In a conversation we had for an interview in School Library Journal's Curriculum Connections, Nelson said she was inspired by her friend Inge Pedersen, who’s a poet and novelist in Denmark. "She published a memoir of her girlhood in the 1930s, when Denmark was occupied by the Nazis," explained Nelson. "She told me that each of her short stories shows a gap in a child’s understanding of the world around her. I address the same sort of ‘gaps’ in these poems."
In the poem "Bomb Drill," a hydrogen bomb becomes "the hide drajen bomb." Ducking under their desks to hide from "drajen bombs" in school causes a six-year-old Marilyn to imagine that "maybe drajens would turn into butter/ if they ran really fast around a tree," just like the tigers in Little Black Sambo.
Nelson also bridges gaps of a different nature.
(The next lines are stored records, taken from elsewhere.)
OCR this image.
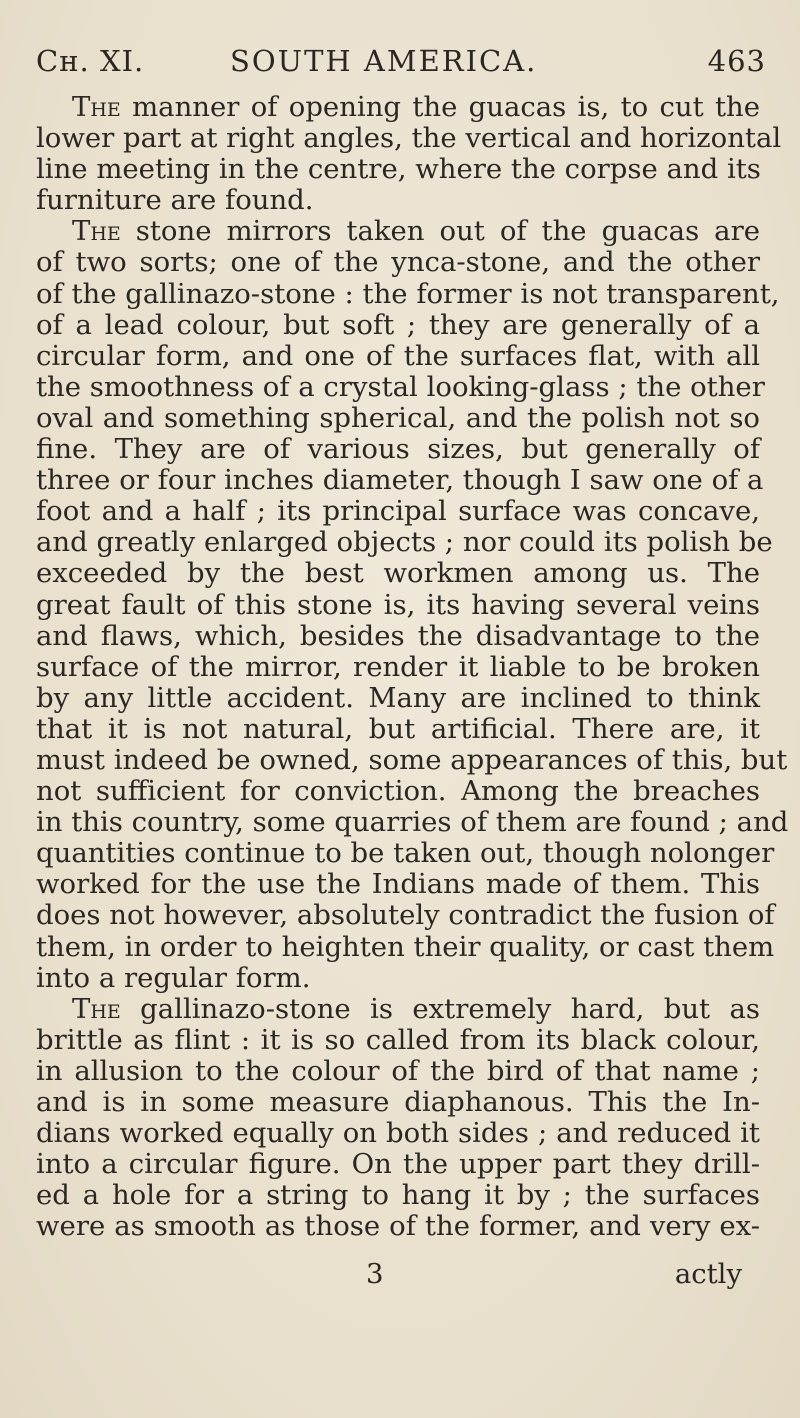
Cн. XI.	SOUTH AMERICA.	463
The manner of opening the guacas is, to cut the
lower part at right angles, the vertical and horizontal
line meeting in the centre, where the corpse and its
furniture are found.
The stone mirrors taken out of the guacas are
of two sorts; one of the ynca-stone, and the other
of the gallinazo-stone : the former is not transparent,
of a lead colour, but soft ; they are generally of a
circular form, and one of the surfaces flat, with all
the smoothness of a crystal looking-glass ; the other
oval and something spherical, and the polish not so
fine. They are of various sizes, but generally of
three or four inches diameter, though I saw one of a
foot and a half ; its principal surface was concave,
and greatly enlarged objects ; nor could its polish be
exceeded by the best workmen among us. The
great fault of this stone is, its having several veins
and flaws, which, besides the disadvantage to the
surface of the mirror, render it liable to be broken
by any little accident. Many are inclined to think
that it is not natural, but artificial. There are, it
must indeed be owned, some appearances of this, but
not sufficient for conviction. Among the breaches
in this country, some quarries of them are found ; and
quantities continue to be taken out, though nolonger
worked for the use the Indians made of them. This
does not however, absolutely contradict the fusion of
them, in order to heighten their quality, or cast them
into a regular form.
The gallinazo-stone is extremely hard, but as
brittle as flint : it is so called from its black colour,
in allusion to the colour of the bird of that name ;
and is in some measure diaphanous. This the In-
dians worked equally on both sides ; and reduced it
into a circular figure. On the upper part they drill-
ed a hole for a string to hang it by ; the surfaces
were as smooth as those of the former, and very ex-
3	actly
She spoke of having a more inclusive world view than her mother did. She remembers wanting everyone to be in her family, as they drove through Kansas, through "miles and miles of nothing" on Route 66, captured in "Pick a Name." "I wanted to write postcards to people, telling them God loves them: 'I love you. [Signed] God.' That’s all I could think about. In a way it’s that plea in the book’s final poem, 'Thirteen-Year-Old American Negro Girl': 'Give me a message I can give the world.' "
By the final poem, Nelson has filled in many of the gaps, the greatest being her own identity--a calling as a poet.